Sketches (2020)
A collection of very short stories by Bronte Cormican-Jones
1] My Second Bedroom
As a child I slept in many bedrooms in many houses and in a few beds. We moved around a lot. My second house was on a side street off a main road in Epping. It was made of red bricks, had stained glass windows and mandarin trees that were too young to bear fruit yet. We walked to the end of the street every day to visit Martelli’s, the greengrocer. We’d pet the sausage dog in the neighbour’s yard as we passed. 

In the Epping house I shared a room with my sister. We both slept in cots. Our bedroom had two yellow walls, a pink wall and a sunken window seat. On the wooden floors my sister taught herself how to do up her own nappies. She’s been independent since before she could walk.   

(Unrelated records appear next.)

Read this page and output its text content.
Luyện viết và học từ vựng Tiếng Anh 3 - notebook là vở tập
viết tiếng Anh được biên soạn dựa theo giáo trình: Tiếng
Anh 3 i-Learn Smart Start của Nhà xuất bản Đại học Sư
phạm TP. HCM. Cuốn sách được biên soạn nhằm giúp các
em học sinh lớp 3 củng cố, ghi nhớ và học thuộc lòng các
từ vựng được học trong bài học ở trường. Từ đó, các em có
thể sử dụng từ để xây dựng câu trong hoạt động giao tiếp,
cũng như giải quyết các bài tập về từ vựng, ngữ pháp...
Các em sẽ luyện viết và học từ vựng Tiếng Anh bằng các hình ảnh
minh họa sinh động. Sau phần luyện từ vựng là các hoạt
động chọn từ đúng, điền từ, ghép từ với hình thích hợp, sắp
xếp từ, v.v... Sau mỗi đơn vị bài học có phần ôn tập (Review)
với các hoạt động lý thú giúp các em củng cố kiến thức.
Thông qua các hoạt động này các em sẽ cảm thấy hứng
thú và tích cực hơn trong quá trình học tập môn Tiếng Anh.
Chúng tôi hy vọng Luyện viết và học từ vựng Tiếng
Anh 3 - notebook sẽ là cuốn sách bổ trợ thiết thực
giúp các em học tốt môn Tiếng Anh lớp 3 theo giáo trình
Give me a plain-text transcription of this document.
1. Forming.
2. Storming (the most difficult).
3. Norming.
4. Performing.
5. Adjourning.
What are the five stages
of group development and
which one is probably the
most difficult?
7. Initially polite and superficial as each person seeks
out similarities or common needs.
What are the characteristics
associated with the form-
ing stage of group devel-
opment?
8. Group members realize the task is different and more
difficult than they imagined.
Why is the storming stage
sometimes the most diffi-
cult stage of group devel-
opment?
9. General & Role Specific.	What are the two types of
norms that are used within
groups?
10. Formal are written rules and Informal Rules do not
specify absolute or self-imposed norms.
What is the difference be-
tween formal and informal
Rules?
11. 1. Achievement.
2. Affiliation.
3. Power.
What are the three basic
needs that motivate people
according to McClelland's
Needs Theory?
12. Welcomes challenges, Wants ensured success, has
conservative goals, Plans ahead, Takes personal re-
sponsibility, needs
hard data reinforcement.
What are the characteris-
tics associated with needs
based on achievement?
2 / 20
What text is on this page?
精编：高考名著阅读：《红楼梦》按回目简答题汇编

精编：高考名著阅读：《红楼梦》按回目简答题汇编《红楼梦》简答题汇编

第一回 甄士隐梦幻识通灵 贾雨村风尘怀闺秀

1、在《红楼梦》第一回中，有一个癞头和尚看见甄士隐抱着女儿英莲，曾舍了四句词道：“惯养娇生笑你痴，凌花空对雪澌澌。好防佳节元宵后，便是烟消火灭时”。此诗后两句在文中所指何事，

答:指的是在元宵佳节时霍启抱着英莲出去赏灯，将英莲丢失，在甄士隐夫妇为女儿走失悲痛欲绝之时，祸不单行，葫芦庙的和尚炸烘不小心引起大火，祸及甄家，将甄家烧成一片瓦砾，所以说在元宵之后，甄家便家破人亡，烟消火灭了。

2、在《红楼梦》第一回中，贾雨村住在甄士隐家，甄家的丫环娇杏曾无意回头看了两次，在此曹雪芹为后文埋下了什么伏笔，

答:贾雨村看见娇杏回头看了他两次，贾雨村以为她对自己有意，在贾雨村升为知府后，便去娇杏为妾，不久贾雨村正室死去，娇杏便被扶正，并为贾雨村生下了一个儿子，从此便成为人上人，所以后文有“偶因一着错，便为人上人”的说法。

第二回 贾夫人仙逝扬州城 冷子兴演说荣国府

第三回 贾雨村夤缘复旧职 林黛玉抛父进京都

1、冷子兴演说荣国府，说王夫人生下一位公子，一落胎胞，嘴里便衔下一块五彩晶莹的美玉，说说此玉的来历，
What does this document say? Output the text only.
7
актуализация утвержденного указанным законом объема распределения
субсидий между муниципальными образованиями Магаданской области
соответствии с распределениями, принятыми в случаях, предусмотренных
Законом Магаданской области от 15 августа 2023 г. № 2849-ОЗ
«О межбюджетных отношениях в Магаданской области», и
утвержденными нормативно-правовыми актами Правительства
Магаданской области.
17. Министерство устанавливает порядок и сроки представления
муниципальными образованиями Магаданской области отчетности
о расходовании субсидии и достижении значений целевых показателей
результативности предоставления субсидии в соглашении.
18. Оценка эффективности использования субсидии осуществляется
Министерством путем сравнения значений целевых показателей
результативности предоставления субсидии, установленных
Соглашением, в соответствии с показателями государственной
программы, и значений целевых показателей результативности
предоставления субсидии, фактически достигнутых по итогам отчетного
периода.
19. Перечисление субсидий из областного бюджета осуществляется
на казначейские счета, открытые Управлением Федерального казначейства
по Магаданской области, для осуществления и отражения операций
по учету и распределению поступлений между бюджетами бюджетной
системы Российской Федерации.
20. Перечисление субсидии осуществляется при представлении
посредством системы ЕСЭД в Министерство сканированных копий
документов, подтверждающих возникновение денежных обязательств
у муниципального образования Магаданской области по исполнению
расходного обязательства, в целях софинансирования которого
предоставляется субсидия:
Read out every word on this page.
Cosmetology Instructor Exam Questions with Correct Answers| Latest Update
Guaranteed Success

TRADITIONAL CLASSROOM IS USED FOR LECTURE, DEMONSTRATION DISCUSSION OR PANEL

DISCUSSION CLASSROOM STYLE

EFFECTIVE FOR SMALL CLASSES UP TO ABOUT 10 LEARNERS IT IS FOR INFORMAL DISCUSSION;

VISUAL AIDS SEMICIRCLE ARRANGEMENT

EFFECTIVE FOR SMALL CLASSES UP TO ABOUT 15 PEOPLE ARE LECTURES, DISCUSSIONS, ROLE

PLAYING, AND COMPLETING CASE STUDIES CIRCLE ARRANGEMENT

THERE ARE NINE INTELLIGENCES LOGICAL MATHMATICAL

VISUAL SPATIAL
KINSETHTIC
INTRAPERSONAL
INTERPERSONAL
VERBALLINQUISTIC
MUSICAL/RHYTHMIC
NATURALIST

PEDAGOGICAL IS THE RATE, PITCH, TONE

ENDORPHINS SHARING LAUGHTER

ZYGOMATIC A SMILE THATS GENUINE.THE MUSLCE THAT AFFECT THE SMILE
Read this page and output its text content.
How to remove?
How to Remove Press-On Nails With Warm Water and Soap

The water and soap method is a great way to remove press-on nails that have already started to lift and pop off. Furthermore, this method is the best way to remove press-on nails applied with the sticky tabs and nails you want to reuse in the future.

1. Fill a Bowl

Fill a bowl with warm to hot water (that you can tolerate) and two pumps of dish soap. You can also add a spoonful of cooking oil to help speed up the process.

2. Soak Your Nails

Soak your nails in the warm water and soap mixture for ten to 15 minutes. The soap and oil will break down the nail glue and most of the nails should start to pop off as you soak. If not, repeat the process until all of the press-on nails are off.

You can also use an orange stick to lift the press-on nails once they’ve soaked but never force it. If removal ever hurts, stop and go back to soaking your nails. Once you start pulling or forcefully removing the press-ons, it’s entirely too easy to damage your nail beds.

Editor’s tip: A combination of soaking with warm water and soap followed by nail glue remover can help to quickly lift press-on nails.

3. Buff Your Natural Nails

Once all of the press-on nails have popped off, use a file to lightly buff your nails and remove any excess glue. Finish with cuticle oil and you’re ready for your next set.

When I was four, my dad’s friend Michelle came over to eat dinner. She brought a fancy cake with coffee in it for the adults. After dinner we played a game of hide and seek together. I instructed her to wait for three minutes before coming in to see my bedroom. I hurried into my room, climbed into my cot and hid under the covers, curled into a lump. She pretended not to find me until she could hear giggles. She leant into my cot and tickled the blanketed protrusion. 


2] The Ensuite
The ensuite was where I experimented with lighting matches and promptly dunking them into a sink filled with water, and where I learnt that nail polish is much harder to remove from your cheeks, lips and eyelids than my mum’s other makeup.


3] The Bump
My mother was pregnant with her third. I was worried for her when she cried at the ultrasound. I was worried for myself as I cried at preschool. I didn't want a baby brother.


4] Father’s Day
My father’s fourth Father’s Day was the day I cut my fringe into a staircase with the preschool scissors and gifted him a portrait complete with neck-tie and penis.


5] Bed Sheets
Whenever I got to sleepover at Aunty Bronwyn’s house she’d ask if wanted to make up my mattress with blueberry flavoured sheets or chocolate. We’d open her linen cupboard, filled with sheets folded in a rush but sorted into colours and pick out a set. After she turned out the lights, I’d lie awake sucking, convincing myself that my brown sheets didn’t just taste of residual washing powder.


6] A Day’s Work
Before I was old enough for school, I’d sit with my Nana on cane lounges on their front veranda, under her frangipani tree. I’d collect the waxy flowers that had fallen to the ground, trying to find one without browning leaves. I’d tell her I knew it was called a frangipani tree. She’d tell me I had a good memory. We’d count the cars on her street. How many red cars were driving past. Then how many blue and then how many white. And when we were tired of counting cars we’d go into Pa’s bedroom to update him on the day’s stats, and for a butterscotch.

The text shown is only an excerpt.